Chapter 11 plans routinely contain provisions either releasing, or enjoining litigation against, various stakeholders involved in the case, particularly where the plan contemplates an infusion of cash by those stakeholders.  With few exceptions, the provisions of a confirmed chapter 11 plan are binding upon all creditors, whether or not they vote in favor of the plan.  Accordingly, it is important for creditors to review Chapter 11 plan releases carefully.

In the rent case of Iberiabank v. Geisen (In re FFS Data, Inc.), 776 F.3d 1299 (11th Cir. 2015)( the bank creditor made a pre-petition loan for $10.6 million (“Loan”) which was guaranteed by FFS Data, Inc. (“Corporate Debtor”) and its president (“Debtor’s President”).  Shortly prior to the Corporate Debtor’s bankruptcy, the borrower defaulted on the Loan.  The bank creditor agreed to forbearance against the borrower and the Debtor’s President to provide them with an opportunity to sell the real property securing the Loan and if the property sold, the bank creditor would be permitted to proceed with an action against the guarantors, including the Debtor’s President, for any deficiency.  The bank creditor filed a claim in the Corporate Debtor’s bankruptcy estate for $10.6 million.

The Corporate Debtor proposed a chapter 11 plan and among other concessions, the Debtor’s President contributed $750,000 to the bankruptcy estate and agreed to release more than $1 million of his claims against the bankruptcy estate.  In return, the proposed plan contained a broad release provision for the Corporate Debtor and the Debtor’s President.  The bank creditor did not object to the proposed plan, attend confirmation or appeal the confirmation order.  Thereafter, the creditor bank sued the Debtor’s President on his guaranty and the Debtor’s President responded that the Plan released him from his personal guaranty of the Loan.  The creditor bank sought to reopen the bankruptcy case and moved for a determination that its claims against the Debtor’s President were not released.  The bankruptcy court denied the creditor bank’s motion, the district court affirmed, and the bank creditor appealed.

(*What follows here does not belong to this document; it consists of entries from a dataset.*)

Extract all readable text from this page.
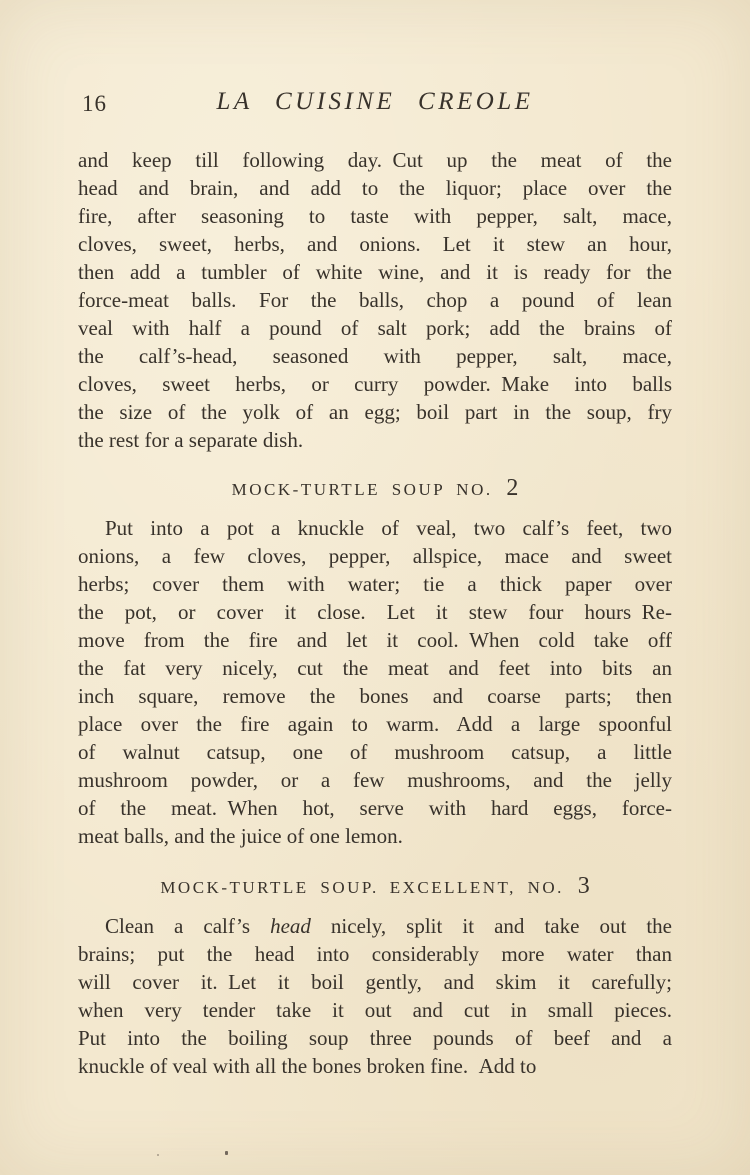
16	LA CUISINE CREOLE
and keep till following day. Cut up the meat of the
head and brain, and add to the liquor; place over the
fire, after seasoning to taste with pepper, salt, mace,
cloves, sweet, herbs, and onions. Let it stew an hour,
then add a tumbler of white wine, and it is ready for the
force-meat balls. For the balls, chop a pound of lean
veal with half a pound of salt pork; add the brains of
the calf’s-head, seasoned with pepper, salt, mace,
cloves, sweet herbs, or curry powder. Make into balls
the size of the yolk of an egg; boil part in the soup, fry
the rest for a separate dish.
MOCK-TURTLE SOUP NO. 2
Put into a pot a knuckle of veal, two calf’s feet, two
onions, a few cloves, pepper, allspice, mace and sweet
herbs; cover them with water; tie a thick paper over
the pot, or cover it close. Let it stew four hours Re-
move from the fire and let it cool. When cold take off
the fat very nicely, cut the meat and feet into bits an
inch square, remove the bones and coarse parts; then
place over the fire again to warm. Add a large spoonful
of walnut catsup, one of mushroom catsup, a little
mushroom powder, or a few mushrooms, and the jelly
of the meat. When hot, serve with hard eggs, force-
meat balls, and the juice of one lemon.
MOCK-TURTLE SOUP. EXCELLENT, NO. 3
Clean a calf’s head nicely, split it and take out the
brains; put the head into considerably more water than
will cover it. Let it boil gently, and skim it carefully;
when very tender take it out and cut in small pieces.
Put into the boiling soup three pounds of beef and a
knuckle of veal with all the bones broken fine. Add to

The U.S. Court of Appeals for the Eleventh Circuit (“Court”) held that the lender’s claims against a bankruptcy debtor’s president, who had personally guaranteed a loan, were released by the general release incorporated in the Corporate Debtor’s confirmed chapter 11 plan of reorganization.  The Court determined that the release was not limited to claims against the Debtor’s President solely in his capacity as an officer and/or director of the Corporate Debtor.  Further, the Court further declined to adopt the Fifth Circuit’s requirement that a release of third-party guarantor be “sufficiently specific” in order to have res judicata effect, but notwithstanding, found that the release was sufficiently specific, as it identified the Debtor’s President and stated that it was a general release of all claims.

The lesson of this case is that Chapter 11 creditors should review releases very carefully, ensure that plan releases are limited to the Debtor’s obligations only, and where releases are broadly worded to include third-party obligors, file objections for non-consensual releases or where they believe clarification is needed on the scope of the release.